You may want to setup an sflow analyzer tool to see traffic patterns when this happens. If its not too much 2-300Mbps you could setup a prtg sensor on a stiffer port to get that days traffic to see if you see any patterns. I have 3 of these mlx's and 2 of them are running 5.2c with no issues and one is 5.4d with no issues. Check for tcp burst settings "sho run | inc tcp" and see if you have any configuration for this here. If you have this config you may be experiences the effects of a syn attack to the device. Try setting
"ip tcp burst-normal 400 bust-max 1600 lockup 2" The 1600 is the max burst per second per ip that if it triggers it will stop passing traffic for 2 seconds. You may want to set this to an much higher value say 2500 or even higher. This depends on your traffic patterns. the burst-normal setting will efectively block the source ip after it hits the burst-normal value. You can check these by running the show statistics dos-attack. You may already know all this but its good to just spell it out as this caught me by suprise when we had a syn flood attack and the mlx just quit passing traffic repeatedly! After i tweaked this its working great now!

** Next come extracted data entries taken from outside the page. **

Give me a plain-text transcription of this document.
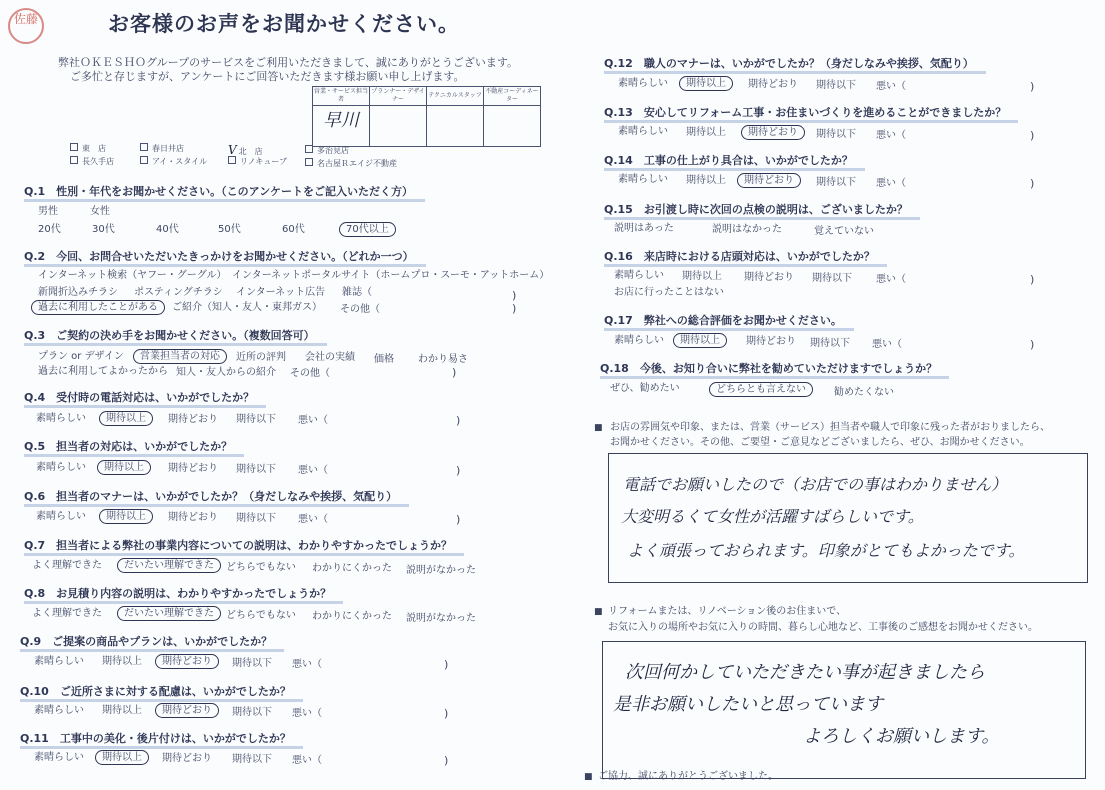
佐藤	お客様のお声をお聞かせください。
弊社ＯＫＥＳＨＯグループのサービスをご利用いただきまして、誠にありがとうございます。
ご多忙と存じますが、アンケートにご回答いただきます様お願い申し上げます。
営業・サービス担当者	プランナー・デザイナー	テクニカルスタッフ	不動産コーディネーター
早川			
東　店	春日井店	V北　店	多治見店
長久手店	アイ・スタイル	リノキューブ	名古屋Ｒエイジ不動産
Q.1　性別・年代をお聞かせください。（このアンケートをご記入いただく方）
男性	女性
20代	30代	40代	50代	60代	70代以上
Q.2　今回、お問合せいただいたきっかけをお聞かせください。（どれか一つ）
インターネット検索（ヤフー・グーグル） インターネットポータルサイト（ホームプロ・スーモ・アットホーム）
新聞折込みチラシ ポスティングチラシ インターネット広告 雑誌（	)
過去に利用したことがある ご紹介（知人・友人・東邦ガス） その他（	)
Q.3　ご契約の決め手をお聞かせください。（複数回答可）
プラン or デザイン 営業担当者の対応 近所の評判 会社の実績 価格 わかり易さ
過去に利用してよかったから 知人・友人からの紹介 その他（	)
Q.4　受付時の電話対応は、いかがでしたか？
素晴らしい 期待以上 期待どおり 期待以下 悪い（	)
Q.5　担当者の対応は、いかがでしたか？
素晴らしい 期待以上 期待どおり 期待以下 悪い（	)
Q.6　担当者のマナーは、いかがでしたか？（身だしなみや挨拶、気配り）
素晴らしい 期待以上 期待どおり 期待以下 悪い（	)
Q.7　担当者による弊社の事業内容についての説明は、わかりやすかったでしょうか？
よく理解できた だいたい理解できた どちらでもない わかりにくかった 説明がなかった
Q.8　お見積り内容の説明は、わかりやすかったでしょうか？
よく理解できた だいたい理解できた どちらでもない わかりにくかった 説明がなかった
Q.9　ご提案の商品やプランは、いかがでしたか？
素晴らしい 期待以上 期待どおり 期待以下 悪い（	)
Q.10　ご近所さまに対する配慮は、いかがでしたか？
素晴らしい 期待以上 期待どおり 期待以下 悪い（	)
Q.11　工事中の美化・後片付けは、いかがでしたか？
素晴らしい 期待以上 期待どおり 期待以下 悪い（	)
Q.12　職人のマナーは、いかがでしたか？（身だしなみや挨拶、気配り）
素晴らしい 期待以上 期待どおり 期待以下 悪い（	)
Q.13　安心してリフォーム工事・お住まいづくりを進めることができましたか？
素晴らしい 期待以上 期待どおり 期待以下 悪い（	)
Q.14　工事の仕上がり具合は、いかがでしたか？
素晴らしい 期待以上 期待どおり 期待以下 悪い（	)
Q.15　お引渡し時に次回の点検の説明は、ございましたか？
説明はあった	説明はなかった	覚えていない
Q.16　来店時における店頭対応は、いかがでしたか？
素晴らしい 期待以上 期待どおり 期待以下 悪い（	)
お店に行ったことはない
Q.17　弊社への総合評価をお聞かせください。
素晴らしい 期待以上	期待どおり 期待以下 悪い（	)
Q.18　今後、お知り合いに弊社を勧めていただけますでしょうか？
ぜひ、勧めたい	どちらとも言えない	勧めたくない
■ お店の雰囲気や印象、または、営業（サービス）担当者や職人で印象に残った者がおりましたら、
お聞かせください。その他、ご要望・ご意見などございましたら、ぜひ、お聞かせください。
電話でお願いしたので（お店での事はわかりません）
大変明るくて女性が活躍すばらしいです。
よく頑張っておられます。印象がとてもよかったです。
■ リフォームまたは、リノベーション後のお住まいで、
お気に入りの場所やお気に入りの時間、暮らし心地など、工事後のご感想をお聞かせください。
次回何かしていただきたい事が起きましたら
是非お願いしたいと思っています
よろしくお願いします。
■ ご協力、誠にありがとうございました。
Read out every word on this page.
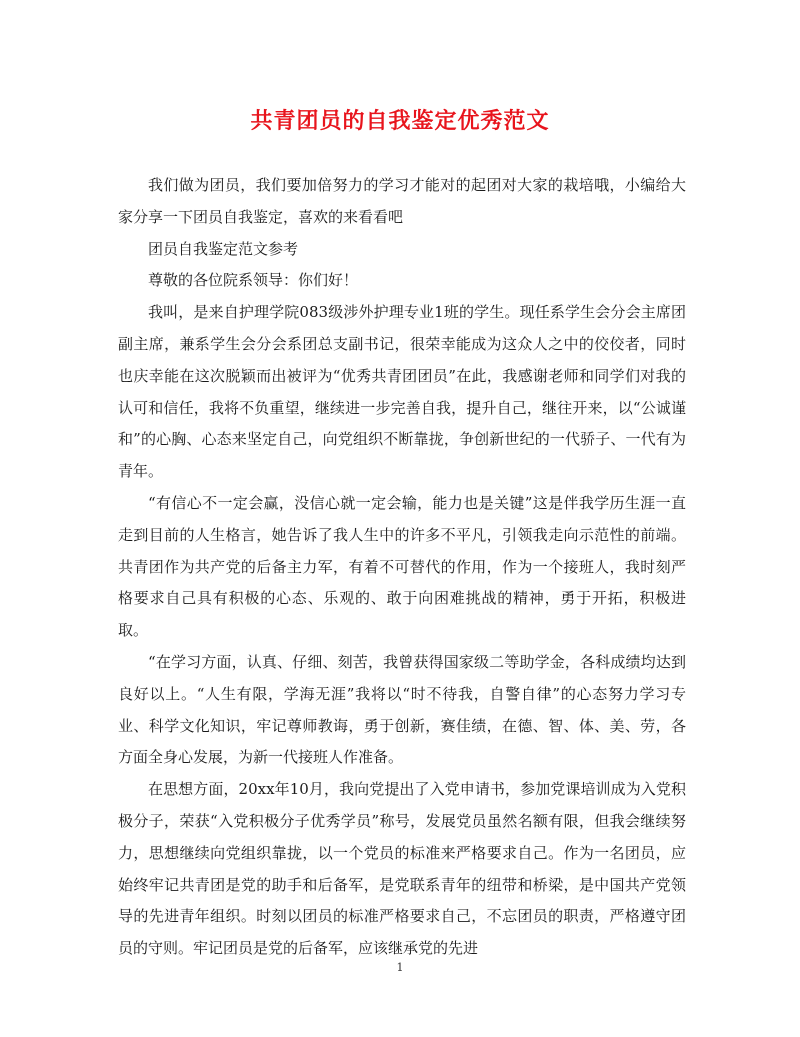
共青团员的自我鉴定优秀范文

我们做为团员，我们要加倍努力的学习才能对的起团对大家的栽培哦，小编给大家分享一下团员自我鉴定，喜欢的来看看吧

团员自我鉴定范文参考

尊敬的各位院系领导：你们好！

我叫，是来自护理学院083级涉外护理专业1班的学生。现任系学生会分会主席团副主席，兼系学生会分会系团总支副书记，很荣幸能成为这众人之中的佼佼者，同时也庆幸能在这次脱颖而出被评为“优秀共青团团员”在此，我感谢老师和同学们对我的认可和信任，我将不负重望，继续进一步完善自我，提升自己，继往开来，以“公诚谨和”的心胸、心态来坚定自己，向党组织不断靠拢，争创新世纪的一代骄子、一代有为青年。

“有信心不一定会赢，没信心就一定会输，能力也是关键”这是伴我学历生涯一直走到目前的人生格言，她告诉了我人生中的许多不平凡，引领我走向示范性的前端。共青团作为共产党的后备主力军，有着不可替代的作用，作为一个接班人，我时刻严格要求自己具有积极的心态、乐观的、敢于向困难挑战的精神，勇于开拓，积极进取。

“在学习方面，认真、仔细、刻苦，我曾获得国家级二等助学金，各科成绩均达到良好以上。“人生有限，学海无涯”我将以“时不待我，自警自律”的心态努力学习专业、科学文化知识，牢记尊师教诲，勇于创新，赛佳绩，在德、智、体、美、劳，各方面全身心发展，为新一代接班人作准备。

在思想方面，20xx年10月，我向党提出了入党申请书，参加党课培训成为入党积极分子，荣获“入党积极分子优秀学员”称号，发展党员虽然名额有限，但我会继续努力，思想继续向党组织靠拢，以一个党员的标准来严格要求自己。作为一名团员，应始终牢记共青团是党的助手和后备军，是党联系青年的纽带和桥梁，是中国共产党领导的先进青年组织。时刻以团员的标准严格要求自己，不忘团员的职责，严格遵守团员的守则。牢记团员是党的后备军，应该继承党的先进

1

Another thing you can check is if you are running BGP or other routing protocols is to setup a syslog server and run debug on bgp events or ospf events (depending on your setup) to see if you are getting any weird messages during an event. I have had to do this with a bgp peer connecting to a much older router and found that there was a bgp compatibility issue on the other router that effected the MLX.